Key players: Bores (NY Assembly District 73, elected 2022, computer science background, running to succeed retiring Rep. Jerry Nadler) faces opposition from Leading the Future (backed by Palantir co-founder Joe Lonsdale, Meta's Mark Zuckerberg, AI investors).[1][2][10] Bores receives counter-funding from AI professionals at OpenAI, Anthropic, Google DeepMind, and Rep. Carson's pro-regulation PAC Public First.[1] NY Gov. Kathy Hochul signed the amended RAISE Act in December 2025.[5]
Context and timeline: Bores co-sponsored the Responsible AI Safety and Education (RAISE) Act, passed June 2025 and signed December 2025, requiring large AI developers to publish safety protocols, report incidents within 72 hours, and face oversight by a new Department of Financial Services office—surpassing California's framework amid federal inaction.[2][5][9] Nadler announced retirement in October 2025; Bores launched his bid then, drawing early attacks from Leading the Future by late January/early February 2026 as the first of broader $265 million industry spending against regulation proponents.[1][2][10]

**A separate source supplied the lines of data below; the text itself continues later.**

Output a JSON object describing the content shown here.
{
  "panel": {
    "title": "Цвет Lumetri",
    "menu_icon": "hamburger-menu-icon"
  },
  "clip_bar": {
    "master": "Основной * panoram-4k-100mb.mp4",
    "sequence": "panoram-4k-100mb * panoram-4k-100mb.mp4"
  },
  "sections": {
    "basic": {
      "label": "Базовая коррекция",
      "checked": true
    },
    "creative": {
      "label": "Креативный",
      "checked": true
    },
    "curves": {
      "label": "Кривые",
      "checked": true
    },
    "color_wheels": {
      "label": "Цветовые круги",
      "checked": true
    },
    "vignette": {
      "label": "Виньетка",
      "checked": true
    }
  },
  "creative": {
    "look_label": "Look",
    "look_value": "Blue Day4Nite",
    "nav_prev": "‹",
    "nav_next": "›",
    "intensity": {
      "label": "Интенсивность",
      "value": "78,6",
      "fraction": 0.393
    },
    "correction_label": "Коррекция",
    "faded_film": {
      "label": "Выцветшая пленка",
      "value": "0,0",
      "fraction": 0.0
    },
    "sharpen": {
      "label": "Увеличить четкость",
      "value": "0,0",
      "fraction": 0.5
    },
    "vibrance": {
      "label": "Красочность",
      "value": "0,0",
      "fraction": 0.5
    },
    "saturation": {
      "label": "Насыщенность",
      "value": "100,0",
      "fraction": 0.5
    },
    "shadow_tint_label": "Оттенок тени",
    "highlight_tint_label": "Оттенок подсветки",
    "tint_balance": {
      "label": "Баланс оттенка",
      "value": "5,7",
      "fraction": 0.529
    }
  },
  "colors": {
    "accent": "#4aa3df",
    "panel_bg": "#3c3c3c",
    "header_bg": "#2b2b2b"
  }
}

Newsworthy now: The race highlights an escalating AI industry civil war splitting executives/investors from grassroots AI workers, previewing national divides as states like NY lead on regulations while a White House blueprint pushes uniform federal rules to avoid "patchwork" laws; recent FEC filings (February 2026) reveal the spending surge amid the June primary.[1][3]